Homemade Sauerkraut - Fermented Cabbage
by Lori Neff
Look up the health benefits of fermented cabbage - you may never want to be without it --- and it tastes great!
- 1 head of cabbage, thinly sliced (great with a mandolin) --- save the large outer leaves
- (optional: one or two grated carrots; several thinly sliced brussel sprouts; thinly sliced broccoli)
- 2 tablespoons sea salt
- 2 tablespoons caraway seeds
In large bowl, combine the shredded cabbage with salt (and any other vegetables, if using), press down hard with your fist, pounding even, until juices are released (a great way to release some pent-up steam ---- stress relief! )
Layer about 2" of the vegetable mixture in a crock pot, sprinkle 1/4 teaspoons caraway seeds on it, pound down with a wooden dowel; keep layering 2" of the mixture, sprinkling 1/4 teaspoons caraway seeds, pounding down, repeat. You want to extract as much juice as possible, enough to cover the vegetables.

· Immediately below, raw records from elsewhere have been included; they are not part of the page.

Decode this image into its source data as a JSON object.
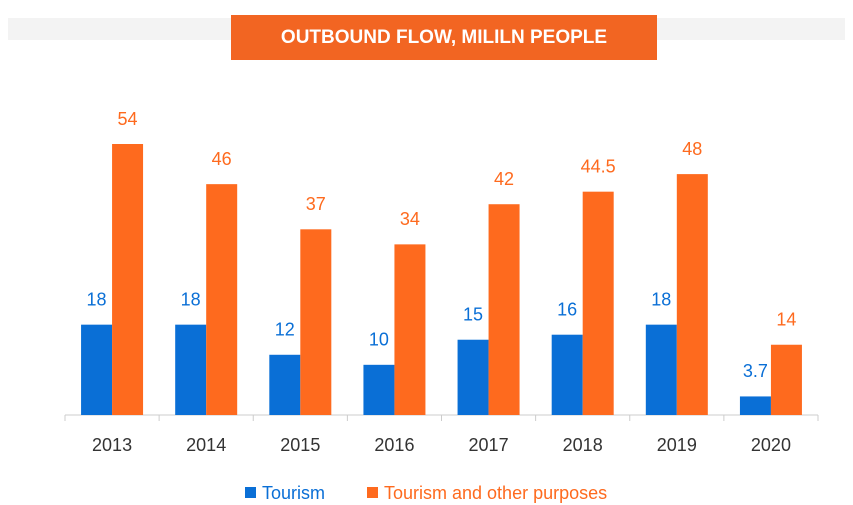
{
  "chart_data": {
    "type": "bar",
    "title": "OUTBOUND FLOW, MILILN PEOPLE",
    "categories": [
      "2013",
      "2014",
      "2015",
      "2016",
      "2017",
      "2018",
      "2019",
      "2020"
    ],
    "series": [
      {
        "name": "Tourism",
        "color": "#0a6fd6",
        "values": [
          18,
          18,
          12,
          10,
          15,
          16,
          18,
          3.7
        ]
      },
      {
        "name": "Tourism and other purposes",
        "color": "#fe6a1e",
        "values": [
          54,
          46,
          37,
          34,
          42,
          44.5,
          48,
          14
        ]
      }
    ],
    "ylim": [
      0,
      54
    ]
  }
}
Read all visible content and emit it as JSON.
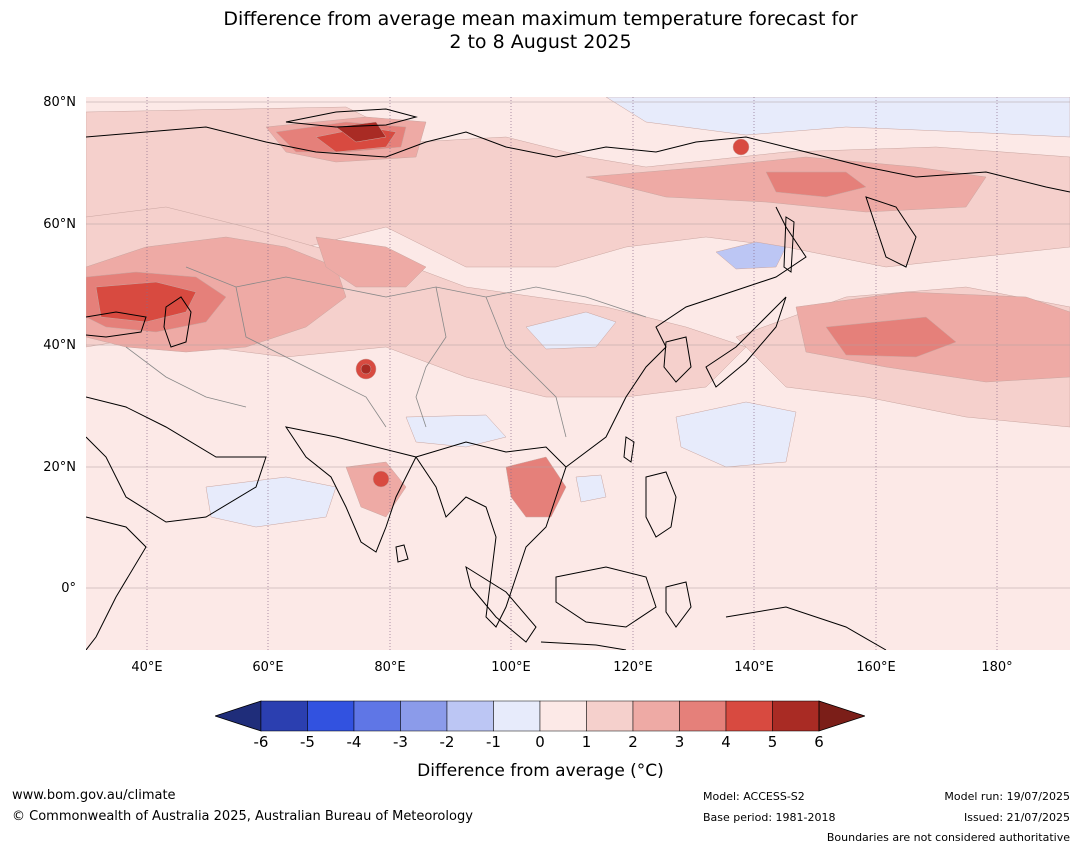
{
  "title": {
    "line1": "Difference from average mean maximum temperature forecast for",
    "line2": "2 to 8 August 2025"
  },
  "axes": {
    "lat_labels": [
      "80°N",
      "60°N",
      "40°N",
      "20°N",
      "0°"
    ],
    "lon_labels": [
      "40°E",
      "60°E",
      "80°E",
      "100°E",
      "120°E",
      "140°E",
      "160°E",
      "180°"
    ],
    "lat_range": [
      -10,
      80
    ],
    "lon_range": [
      30,
      192
    ]
  },
  "colorbar": {
    "ticks": [
      "-6",
      "-5",
      "-4",
      "-3",
      "-2",
      "-1",
      "0",
      "1",
      "2",
      "3",
      "4",
      "5",
      "6"
    ],
    "colors": [
      "#1f2d7a",
      "#2b3fb0",
      "#3252e0",
      "#5f76e6",
      "#8b9bea",
      "#bcc6f4",
      "#e7ebfb",
      "#fce9e7",
      "#f5d0cc",
      "#eeaaa5",
      "#e5807a",
      "#d84a40",
      "#a92b24",
      "#7b1e18"
    ],
    "label": "Difference from average (°C)"
  },
  "footer": {
    "url": "www.bom.gov.au/climate",
    "copyright": "© Commonwealth of Australia 2025, Australian Bureau of Meteorology",
    "model": "Model: ACCESS-S2",
    "base_period": "Base period: 1981-2018",
    "model_run": "Model run: 19/07/2025",
    "issued": "Issued: 21/07/2025",
    "disclaimer": "Boundaries are not considered authoritative"
  }
}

If necessary, salt water can be used to make sure the cabbage is fully submerged. Completely cover the vegetables with the clean outer cabbage leaves, and put weights on the leaves. If no weights are available, use an inverted plate on the cabbage, and put a water-filled glass jar on to the place, cover the crock pot with a fine cheesecloth. Let sit at room temperature for 2 days, then put the container in a cool corner for 2 - 4 weeks to ferment.
You can start tasting the cabbage after about 10 - 14 days, but make sure to cover everything tightly again.
Then, transfer the fermented vegetables into smaller jars, seal with lid and keep in refrigerator.